Good documentation does not mean showing a fellow team member a process once and thinking “mission accomplished.” Good documentation means providing enough context for a teammate to be able to understand the problem space and product/service to support. This can come in the form of flow charts and diagrams, video demos and recordings, and documentation artifacts in a README or Confluence-like tool.
💡 An incredibly important part of documentation is writing good-quality tickets. If you don’t have time to put the entire context during ticket creation because of say an incident or some other scenario, that’s perfectly fine. However, do your best to get **back** to the ticket as soon as you can.

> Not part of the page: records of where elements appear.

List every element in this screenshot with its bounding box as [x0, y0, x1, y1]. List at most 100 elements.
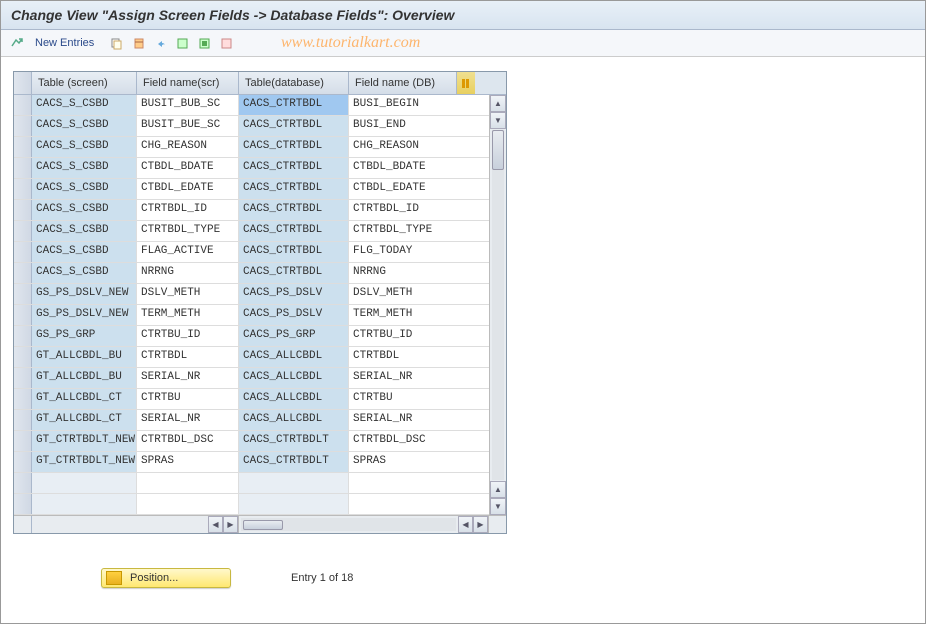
- cell[interactable]: [349, 473, 457, 493]
- cell[interactable]: [32, 473, 137, 493]
- cell[interactable]: [137, 473, 239, 493]
- cell[interactable]: TERM_METH: [137, 305, 239, 325]
- cell[interactable]: [239, 494, 349, 514]
- cell[interactable]: CHG_REASON: [137, 137, 239, 157]
- deselect-all-icon[interactable]: [216, 33, 236, 53]
- cell[interactable]: CACS_CTRTBDL: [239, 221, 349, 241]
- cell[interactable]: GT_ALLCBDL_CT: [32, 389, 137, 409]
- cell[interactable]: CACS_S_CSBD: [32, 179, 137, 199]
- delete-icon[interactable]: [128, 33, 148, 53]
- cell[interactable]: CACS_S_CSBD: [32, 116, 137, 136]
- row-selector[interactable]: [14, 473, 32, 493]
- table-row[interactable]: CACS_S_CSBDCTRTBDL_TYPECACS_CTRTBDLCTRTB…: [14, 221, 489, 242]
- cell[interactable]: BUSIT_BUB_SC: [137, 95, 239, 115]
- table-row[interactable]: CACS_S_CSBDNRRNGCACS_CTRTBDLNRRNG: [14, 263, 489, 284]
- table-row[interactable]: GS_PS_DSLV_NEWTERM_METHCACS_PS_DSLVTERM_…: [14, 305, 489, 326]
- cell[interactable]: GT_CTRTBDLT_NEW: [32, 431, 137, 451]
- table-row-empty[interactable]: [14, 494, 489, 515]
- h-scroll-left-1[interactable]: ◀: [208, 516, 223, 533]
- new-entries-button[interactable]: New Entries: [29, 35, 100, 51]
- cell[interactable]: CACS_ALLCBDL: [239, 410, 349, 430]
- h-scroll-right-1[interactable]: ▶: [223, 516, 238, 533]
- h-scroll-track[interactable]: [241, 518, 456, 531]
- cell[interactable]: CTRTBDL_TYPE: [349, 221, 457, 241]
- cell[interactable]: [32, 494, 137, 514]
- table-row[interactable]: GT_ALLCBDL_BUSERIAL_NRCACS_ALLCBDLSERIAL…: [14, 368, 489, 389]
- cell[interactable]: CACS_CTRTBDL: [239, 263, 349, 283]
- cell[interactable]: BUSI_END: [349, 116, 457, 136]
- cell[interactable]: [239, 473, 349, 493]
- cell[interactable]: NRRNG: [137, 263, 239, 283]
- row-selector[interactable]: [14, 284, 32, 304]
- cell[interactable]: GT_ALLCBDL_BU: [32, 368, 137, 388]
- cell[interactable]: CACS_CTRTBDL: [239, 179, 349, 199]
- h-scroll-right-2[interactable]: ▶: [473, 516, 488, 533]
- cell[interactable]: CTRTBDL: [349, 347, 457, 367]
- table-row[interactable]: CACS_S_CSBDBUSIT_BUE_SCCACS_CTRTBDLBUSI_…: [14, 116, 489, 137]
- row-selector[interactable]: [14, 95, 32, 115]
- cell[interactable]: CACS_CTRTBDLT: [239, 452, 349, 472]
- cell[interactable]: GS_PS_DSLV_NEW: [32, 284, 137, 304]
- cell[interactable]: CACS_ALLCBDL: [239, 347, 349, 367]
- table-row[interactable]: GT_CTRTBDLT_NEWCTRTBDL_DSCCACS_CTRTBDLTC…: [14, 431, 489, 452]
- cell[interactable]: SERIAL_NR: [137, 410, 239, 430]
- column-config-button[interactable]: [457, 72, 475, 94]
- cell[interactable]: CACS_S_CSBD: [32, 200, 137, 220]
- cell[interactable]: BUSI_BEGIN: [349, 95, 457, 115]
- cell[interactable]: SERIAL_NR: [349, 410, 457, 430]
- cell[interactable]: CTRTBDL_DSC: [349, 431, 457, 451]
- cell[interactable]: CACS_ALLCBDL: [239, 389, 349, 409]
- cell[interactable]: CTRTBDL_TYPE: [137, 221, 239, 241]
- cell[interactable]: CACS_S_CSBD: [32, 158, 137, 178]
- cell[interactable]: CHG_REASON: [349, 137, 457, 157]
- cell[interactable]: SERIAL_NR: [349, 368, 457, 388]
- cell[interactable]: CTBDL_BDATE: [349, 158, 457, 178]
- row-selector[interactable]: [14, 494, 32, 514]
- row-selector[interactable]: [14, 179, 32, 199]
- cell[interactable]: GT_ALLCBDL_BU: [32, 347, 137, 367]
- table-row[interactable]: GS_PS_DSLV_NEWDSLV_METHCACS_PS_DSLVDSLV_…: [14, 284, 489, 305]
- h-scroll-left-2[interactable]: ◀: [458, 516, 473, 533]
- cell[interactable]: GS_PS_DSLV_NEW: [32, 305, 137, 325]
- cell[interactable]: CACS_CTRTBDLT: [239, 431, 349, 451]
- select-block-icon[interactable]: [194, 33, 214, 53]
- row-selector[interactable]: [14, 221, 32, 241]
- cell[interactable]: [137, 494, 239, 514]
- scroll-up-button[interactable]: ▲: [490, 95, 506, 112]
- table-row[interactable]: GT_CTRTBDLT_NEWSPRASCACS_CTRTBDLTSPRAS: [14, 452, 489, 473]
- cell[interactable]: CACS_PS_GRP: [239, 326, 349, 346]
- row-selector[interactable]: [14, 158, 32, 178]
- cell[interactable]: CACS_CTRTBDL: [239, 137, 349, 157]
- row-selector[interactable]: [14, 263, 32, 283]
- table-row[interactable]: CACS_S_CSBDCHG_REASONCACS_CTRTBDLCHG_REA…: [14, 137, 489, 158]
- row-selector[interactable]: [14, 242, 32, 262]
- cell[interactable]: CACS_ALLCBDL: [239, 368, 349, 388]
- cell[interactable]: CACS_S_CSBD: [32, 242, 137, 262]
- row-selector[interactable]: [14, 347, 32, 367]
- cell[interactable]: CACS_S_CSBD: [32, 137, 137, 157]
- cell[interactable]: [349, 494, 457, 514]
- cell[interactable]: CACS_PS_DSLV: [239, 284, 349, 304]
- row-selector[interactable]: [14, 326, 32, 346]
- cell[interactable]: CTBDL_EDATE: [137, 179, 239, 199]
- cell[interactable]: CTRTBDL_ID: [349, 200, 457, 220]
- row-selector[interactable]: [14, 116, 32, 136]
- undo-icon[interactable]: [150, 33, 170, 53]
- col-header-3[interactable]: Table(database): [239, 72, 349, 94]
- cell[interactable]: CACS_CTRTBDL: [239, 200, 349, 220]
- table-row[interactable]: CACS_S_CSBDCTBDL_EDATECACS_CTRTBDLCTBDL_…: [14, 179, 489, 200]
- cell[interactable]: CACS_CTRTBDL: [239, 242, 349, 262]
- col-header-1[interactable]: Table (screen): [32, 72, 137, 94]
- copy-icon[interactable]: [106, 33, 126, 53]
- cell[interactable]: CTRTBU_ID: [137, 326, 239, 346]
- cell[interactable]: CTBDL_EDATE: [349, 179, 457, 199]
- table-row[interactable]: GT_ALLCBDL_CTSERIAL_NRCACS_ALLCBDLSERIAL…: [14, 410, 489, 431]
- cell[interactable]: CACS_PS_DSLV: [239, 305, 349, 325]
- cell[interactable]: CTRTBDL_ID: [137, 200, 239, 220]
- cell[interactable]: BUSIT_BUE_SC: [137, 116, 239, 136]
- cell[interactable]: SPRAS: [349, 452, 457, 472]
- cell[interactable]: CTRTBU_ID: [349, 326, 457, 346]
- table-row[interactable]: CACS_S_CSBDBUSIT_BUB_SCCACS_CTRTBDLBUSI_…: [14, 95, 489, 116]
- cell[interactable]: CTRTBU: [137, 389, 239, 409]
- cell[interactable]: SPRAS: [137, 452, 239, 472]
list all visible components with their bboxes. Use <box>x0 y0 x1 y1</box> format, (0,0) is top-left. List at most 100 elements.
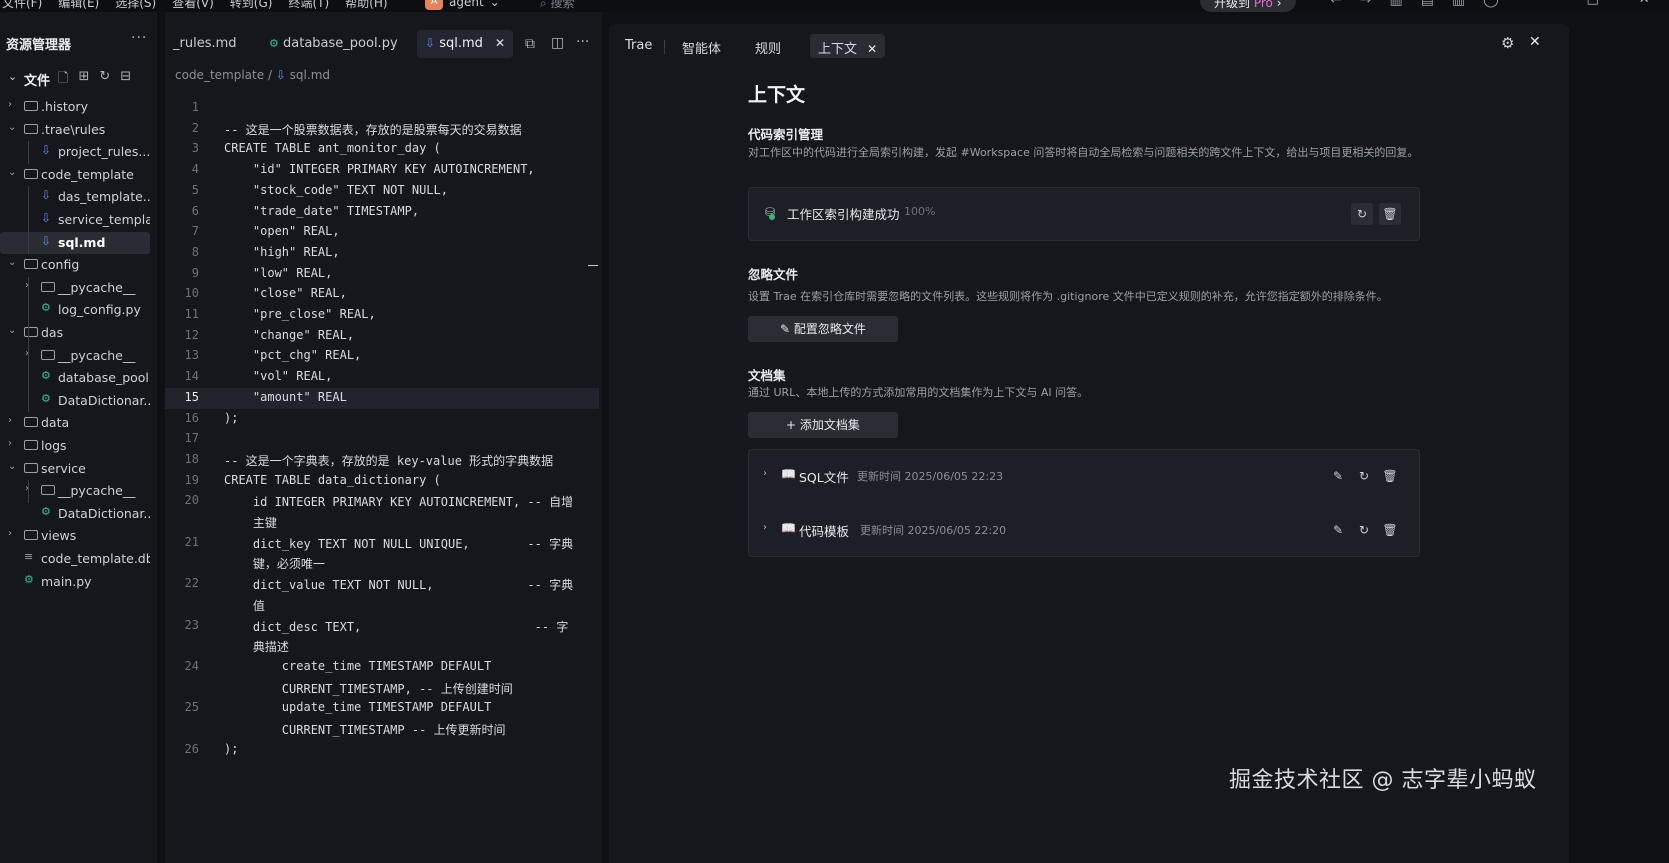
forward-arrow-icon[interactable]: → <box>1360 0 1372 8</box>
tab-label: sql.md <box>439 36 483 51</box>
tab-sql-md[interactable]: ⇩ sql.md ✕ <box>417 30 514 58</box>
close-panel-icon[interactable]: ✕ <box>1529 34 1541 50</box>
gear-icon[interactable]: ⚙ <box>1501 34 1514 52</box>
tree-folder[interactable]: › .history <box>0 96 150 118</box>
maximize-icon[interactable]: □ <box>1587 0 1599 7</box>
trash-icon[interactable]: 🗑 <box>1379 519 1401 541</box>
chevron-down-icon[interactable]: ⌄ <box>8 257 16 268</box>
new-file-icon[interactable]: 🗋 <box>58 69 68 91</box>
layout-bottom-icon[interactable]: ▤ <box>1421 0 1434 8</box>
tab-label: 智能体 <box>682 42 722 57</box>
more-icon[interactable]: ··· <box>576 34 589 50</box>
breadcrumb-file[interactable]: sql.md <box>290 68 330 82</box>
tab-rules-md[interactable]: _rules.md <box>165 30 245 58</box>
tree-folder[interactable]: › data <box>0 412 150 434</box>
tree-file[interactable]: ⚙ log_config.py <box>0 299 150 321</box>
chevron-right-icon[interactable]: › <box>8 438 12 449</box>
tab-agent[interactable]: 智能体 <box>674 34 729 58</box>
menu-edit[interactable]: 编辑(E) <box>58 0 99 11</box>
tree-folder[interactable]: › views <box>0 525 150 547</box>
chevron-right-icon[interactable]: › <box>8 415 12 426</box>
tab-context[interactable]: 上下文 ✕ <box>810 34 886 58</box>
tree-folder[interactable]: ⌄ das <box>0 322 150 344</box>
explorer-section-files[interactable]: ⌄ 文件 🗋 ⊞ ↻ ⊟ <box>0 68 157 90</box>
breadcrumb-separator: / <box>267 68 276 82</box>
tab-label: database_pool.py <box>283 36 398 51</box>
close-window-icon[interactable]: ✕ <box>1639 0 1650 7</box>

There’s nothing worse for a fellow SRE teammate to read an empty ticket with a subject to “fix service A”. Further, it is also frustrating for the ticket author to forget “what exactly did I want to be fixed?” when reading back the same ticket, so always opt for more information over no information. Your SRE team could specify templates for tickets that include:
- Issue description/details
- How to reproduce (when dealing with bugs or misconfigurations)
- Acceptance criteria
These can take your tickets from average to great and certainly help provide a shared context and working agreement for the entire SRE team!
There will always be a plethora of tools, languages, and technologies required to be successful in an SRE team or SRE role. These are forever changing, as evidenced by what was popular five, ten, 15, and 20 years ago. However, it is truly in your best interest to place importance on sharpening these timeless non-technical skills as well. Often, these can be the differentiator between good or great SRE teams and SRE team members.